Ne touchez pas la Hache
Jacques Rivette
C’est un bonheur de découvrir une nouvelle œuvre. Ne touchez pas la hache en est une. Son réalisateur, Jacques Rivette, en a écrit le scénario avec Pascal Bonitzer et Christine Laurent d’après la nouvelle de Balzac : La duchesse de Langeais. Critique de Louis Corpechot.
Ils ont choisis, dès le commencement de leur travail, de rester fidèle et à la lettre, et à l’esprit du texte original. Ils ont donc conservé le contexte historique de la Restauration, admirablement reconstitué, ainsi que la complexité des personnages, dont l’interprétation a été confiée à Jeanne Balibar et Guillaume Depardieu.
Nous n’avons pas lu la nouvelle de Balzac, mais en attendant d’avoir le temps de la lire en entier, nous l’avons parcouru, pour retrouver, en confrontant les deux œuvres, le processus de création des deux auteurs. L’un des choix les plus évidents du réalisateur, pour restituer le temps de la narration balzacienne, est l’emploi de cartons. Ceux-ci comportent des indications temporelles telles que « une heure plus tard » ou bien des connecteurs logiques qui lient les scènes entre elles. L’émerveillement causé par ce procédé vient de ce que le film montre qu’il est capable de se nourrir du texte lui-même, de le transformer en une véritable image.
Cette capacité est montrée pleinement par un carton qui contient la citation suivante : « Elle pleura quand elle atteignit le boulevard d’Enfer. Là, pour la dernière fois, elle regarda Paris fumeux, bruyant, couvert de la rouge atmosphère produite par ses lumières. »
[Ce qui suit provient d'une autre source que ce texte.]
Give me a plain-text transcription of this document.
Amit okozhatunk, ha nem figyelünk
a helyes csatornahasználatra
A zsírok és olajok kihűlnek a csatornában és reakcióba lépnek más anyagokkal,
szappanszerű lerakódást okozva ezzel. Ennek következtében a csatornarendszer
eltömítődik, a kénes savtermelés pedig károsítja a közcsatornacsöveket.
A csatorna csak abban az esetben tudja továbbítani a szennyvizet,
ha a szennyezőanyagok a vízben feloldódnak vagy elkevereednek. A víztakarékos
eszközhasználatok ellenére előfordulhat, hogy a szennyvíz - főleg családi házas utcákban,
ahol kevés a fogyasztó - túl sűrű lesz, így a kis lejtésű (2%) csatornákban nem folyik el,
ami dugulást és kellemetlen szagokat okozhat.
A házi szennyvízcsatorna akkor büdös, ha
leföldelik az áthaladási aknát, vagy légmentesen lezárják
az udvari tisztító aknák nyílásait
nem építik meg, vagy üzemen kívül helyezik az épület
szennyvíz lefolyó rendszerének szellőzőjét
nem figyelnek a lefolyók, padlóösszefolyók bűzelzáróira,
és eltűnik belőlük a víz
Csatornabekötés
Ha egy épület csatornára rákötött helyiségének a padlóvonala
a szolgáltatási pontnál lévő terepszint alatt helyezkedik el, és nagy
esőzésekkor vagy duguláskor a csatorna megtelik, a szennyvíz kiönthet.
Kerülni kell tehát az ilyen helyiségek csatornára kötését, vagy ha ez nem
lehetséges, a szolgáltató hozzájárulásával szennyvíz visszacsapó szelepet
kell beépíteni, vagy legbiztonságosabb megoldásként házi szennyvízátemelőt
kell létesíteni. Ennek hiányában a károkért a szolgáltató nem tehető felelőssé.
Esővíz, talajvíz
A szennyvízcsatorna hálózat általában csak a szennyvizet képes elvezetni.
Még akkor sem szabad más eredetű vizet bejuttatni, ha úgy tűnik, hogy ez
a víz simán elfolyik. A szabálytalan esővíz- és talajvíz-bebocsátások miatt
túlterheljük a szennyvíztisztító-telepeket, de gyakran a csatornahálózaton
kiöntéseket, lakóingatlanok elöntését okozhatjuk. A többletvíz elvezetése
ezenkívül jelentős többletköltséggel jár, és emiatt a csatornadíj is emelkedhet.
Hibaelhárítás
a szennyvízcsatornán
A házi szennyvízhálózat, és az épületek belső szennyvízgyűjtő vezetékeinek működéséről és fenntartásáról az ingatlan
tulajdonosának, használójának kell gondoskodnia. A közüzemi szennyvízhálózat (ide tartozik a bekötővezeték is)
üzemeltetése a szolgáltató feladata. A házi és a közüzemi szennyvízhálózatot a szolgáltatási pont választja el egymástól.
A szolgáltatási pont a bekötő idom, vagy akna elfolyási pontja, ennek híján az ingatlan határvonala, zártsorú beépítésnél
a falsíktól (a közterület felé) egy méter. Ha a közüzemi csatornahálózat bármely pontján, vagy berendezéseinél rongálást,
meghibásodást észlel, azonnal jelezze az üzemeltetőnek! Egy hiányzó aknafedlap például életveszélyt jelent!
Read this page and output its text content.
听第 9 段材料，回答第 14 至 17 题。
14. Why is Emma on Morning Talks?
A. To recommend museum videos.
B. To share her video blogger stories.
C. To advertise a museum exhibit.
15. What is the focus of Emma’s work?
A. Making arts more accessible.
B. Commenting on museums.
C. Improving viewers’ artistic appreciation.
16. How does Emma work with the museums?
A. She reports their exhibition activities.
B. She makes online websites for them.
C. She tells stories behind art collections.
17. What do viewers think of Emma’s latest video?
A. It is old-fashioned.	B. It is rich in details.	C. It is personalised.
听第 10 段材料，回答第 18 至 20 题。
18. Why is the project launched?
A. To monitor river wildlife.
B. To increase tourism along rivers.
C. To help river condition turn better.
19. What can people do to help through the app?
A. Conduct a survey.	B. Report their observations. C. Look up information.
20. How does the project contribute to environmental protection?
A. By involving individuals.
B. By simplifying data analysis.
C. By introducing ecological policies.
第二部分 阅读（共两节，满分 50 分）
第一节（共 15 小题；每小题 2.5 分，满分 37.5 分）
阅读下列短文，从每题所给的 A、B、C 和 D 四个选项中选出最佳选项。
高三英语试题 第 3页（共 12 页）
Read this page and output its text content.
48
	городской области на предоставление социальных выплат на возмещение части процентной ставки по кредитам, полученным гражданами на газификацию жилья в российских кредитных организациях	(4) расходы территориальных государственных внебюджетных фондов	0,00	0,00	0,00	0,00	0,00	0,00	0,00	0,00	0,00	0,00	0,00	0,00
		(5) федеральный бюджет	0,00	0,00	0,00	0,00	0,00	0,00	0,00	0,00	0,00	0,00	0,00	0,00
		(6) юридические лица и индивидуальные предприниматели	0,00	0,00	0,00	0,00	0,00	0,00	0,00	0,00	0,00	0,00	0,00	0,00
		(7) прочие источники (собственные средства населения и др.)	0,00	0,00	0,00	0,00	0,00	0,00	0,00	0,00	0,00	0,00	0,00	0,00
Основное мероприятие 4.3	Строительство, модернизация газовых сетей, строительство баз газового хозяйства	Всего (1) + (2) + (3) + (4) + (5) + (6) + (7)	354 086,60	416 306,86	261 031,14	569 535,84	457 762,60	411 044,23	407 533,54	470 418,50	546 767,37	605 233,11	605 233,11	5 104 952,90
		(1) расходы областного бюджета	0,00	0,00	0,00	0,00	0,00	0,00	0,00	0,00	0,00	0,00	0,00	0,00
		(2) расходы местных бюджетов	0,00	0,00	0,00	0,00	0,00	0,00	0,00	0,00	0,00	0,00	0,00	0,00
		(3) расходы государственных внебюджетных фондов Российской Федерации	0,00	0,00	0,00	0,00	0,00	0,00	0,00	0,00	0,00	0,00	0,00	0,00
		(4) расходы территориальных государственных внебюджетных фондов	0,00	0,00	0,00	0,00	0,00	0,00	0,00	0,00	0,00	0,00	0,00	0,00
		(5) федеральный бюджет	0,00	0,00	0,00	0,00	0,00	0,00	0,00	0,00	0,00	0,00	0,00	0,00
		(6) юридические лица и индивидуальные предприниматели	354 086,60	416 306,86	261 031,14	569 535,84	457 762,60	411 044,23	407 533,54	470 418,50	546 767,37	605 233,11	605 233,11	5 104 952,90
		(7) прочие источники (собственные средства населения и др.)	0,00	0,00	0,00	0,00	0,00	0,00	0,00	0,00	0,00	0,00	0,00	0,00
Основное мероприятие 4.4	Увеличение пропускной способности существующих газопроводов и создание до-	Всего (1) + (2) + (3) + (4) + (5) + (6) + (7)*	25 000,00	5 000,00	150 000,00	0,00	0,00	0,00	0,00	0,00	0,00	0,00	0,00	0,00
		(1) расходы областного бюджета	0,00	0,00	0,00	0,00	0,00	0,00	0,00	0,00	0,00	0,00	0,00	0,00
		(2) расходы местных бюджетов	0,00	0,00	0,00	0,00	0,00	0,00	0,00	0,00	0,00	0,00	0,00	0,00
Rivette arrive ainsi à filmer Balzac comme on filme un arbre : il le donne à contempler.
Un autre aspect extraordinaire de ce film est la peinture des sentiments. C’est toujours un agréable surprise de voir à l’écran des personnages qui contiennent en eux ce qui existe réellement en l’homme d’élevé et de bas. Le film, comme certainement le livre, est un précis de morale, qu’il faut cependant prendre la peine d’étudier « en profondeur ». Et cette peinture de la relation entre l’homme et la femme est si détaillée qu’il faudra certainement la voir plusieurs fois pour comprendre toutes les subtilités qui lient l’égoïsme et le désir de domination, ou le don de soi et l’amour de l’absolu.
Au lieu d’élaguation, Rivette dit avoir procédé à un travail de « compression » du texte. Mais ce genre d’opération aurait engendré une impression de surcharge, que le film ne donne pas.
La plus grande part de la connaissance de l’humanité que contient le film vient du livre. La question est alors de savoir ce qui est absolument nouveau dans l’œuvre de Rivette. Il nous semble que l’adaptation a en fait procédé à une « intériorisation ». Là où Balzac décrivait objectivement les sentiments et les motivations de ses personnages, Rivette nous les laisse deviner, nous les suggère par la mise en scène : il révèle le vertige de la peur en dévoilant la profondeur de champ par un mouvement de caméra chorégraphique, il dit la force par le martèlement de la jambe raide du marquis infirme.
De ce point de vue, le plus grand mérite revient aux comédiens, qui par une attitude, un geste, un mouvement infime du visage, nous font parvenir jusqu’au secret de leur cœur, tel ce guide mystérieux qui guida le marquis jusqu’au centre de l’Afrique.